La serie plantea una reflexión constante sobre los límites de la democracia representativa y la fragilidad de las instituciones republicanas. El asalto al Capitolio de 2021 aparece como un recordatorio de que los mecanismos de control y equilibrio diseñados en Filadelfia siguen siendo vulnerables a la voluntad de quienes ocupan el poder, y el testimonio de Mike Pence sobre su decisión de certificar los resultados electorales pese a la presión ejercida por su entonces jefe adquiere una relevancia simbólica que trasciende el mero anecdotario. Los episodios finales abordan el nacimiento de la partidismo tóxico en las mismas salas donde se redactó la Constitución, y la serie sugiere que ese conflicto entre federalistas y antifederalistas contiene las raíces de las disputas actuales, aunque sin establecer una línea recta que simplifique la complejidad histórica. El documental también concede atención a las luchas de las mujeres por el sufragio, que llegaría ciento treinta años después de la declaración de independencia, y al papel de los afroamericanos en la guerra, aunque estos temas ocupan un lugar secundario respecto al protagonismo de los padres fundadores, lo que revela las limitaciones de una aproximación que pretende ser inclusiva pero mantiene su centro de gravedad en la narrativa convencional.

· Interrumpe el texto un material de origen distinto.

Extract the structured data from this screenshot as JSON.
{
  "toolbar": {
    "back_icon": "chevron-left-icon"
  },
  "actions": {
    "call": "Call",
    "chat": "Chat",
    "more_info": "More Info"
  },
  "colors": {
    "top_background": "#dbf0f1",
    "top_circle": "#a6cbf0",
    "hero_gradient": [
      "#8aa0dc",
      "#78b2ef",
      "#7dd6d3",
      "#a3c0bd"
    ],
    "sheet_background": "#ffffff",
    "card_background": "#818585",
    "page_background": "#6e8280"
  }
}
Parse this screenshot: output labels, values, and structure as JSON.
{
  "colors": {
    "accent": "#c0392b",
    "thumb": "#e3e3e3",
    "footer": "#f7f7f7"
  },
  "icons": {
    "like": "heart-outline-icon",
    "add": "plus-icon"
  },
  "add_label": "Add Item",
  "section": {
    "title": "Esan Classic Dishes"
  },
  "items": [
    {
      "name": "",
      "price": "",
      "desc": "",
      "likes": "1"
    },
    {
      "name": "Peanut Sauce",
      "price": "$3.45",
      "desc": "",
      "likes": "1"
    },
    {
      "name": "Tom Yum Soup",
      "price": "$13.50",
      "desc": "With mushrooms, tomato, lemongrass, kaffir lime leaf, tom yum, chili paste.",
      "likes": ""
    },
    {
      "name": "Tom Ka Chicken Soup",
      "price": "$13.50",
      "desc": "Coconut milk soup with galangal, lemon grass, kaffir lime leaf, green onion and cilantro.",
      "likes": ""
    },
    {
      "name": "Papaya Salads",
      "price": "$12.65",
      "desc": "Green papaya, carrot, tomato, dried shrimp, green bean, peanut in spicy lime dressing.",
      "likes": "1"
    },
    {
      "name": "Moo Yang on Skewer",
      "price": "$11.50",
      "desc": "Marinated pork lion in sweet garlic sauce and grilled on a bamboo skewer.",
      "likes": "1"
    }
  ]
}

La puesta en escena de las recreaciones históricas busca un equilibrio entre el rigor documental y la fluidez narrativa, con un cuidado especial por los detalles de vestuario y escenarios que evitan el anacronismo. Knappenberger demuestra habilidad para dosificar la información y mantener la atención del espectador mediante un montaje que combina planos detalle de documentos originales con tomas amplias de los campos de batalla, aunque en ocasiones el exceso de testimonios provoca una sensación de saturación que diluye el impacto de las afirmaciones más reveladoras. La elección de narradores anónimos para interpretar a los personajes históricos constituye un acierto porque aleja la serie del star system y refuerza la idea de que la democracia pertenece a la ciudadanía, no a las celebridades, pero la ausencia de rostros reconocibles en los papeles principales contrasta con la abundancia de políticos famosos en el apartado de comentaristas, creando una tensión entre el mensaje igualitario y el reclamo mediático que el propio formato de la serie parece incapaz de resolver.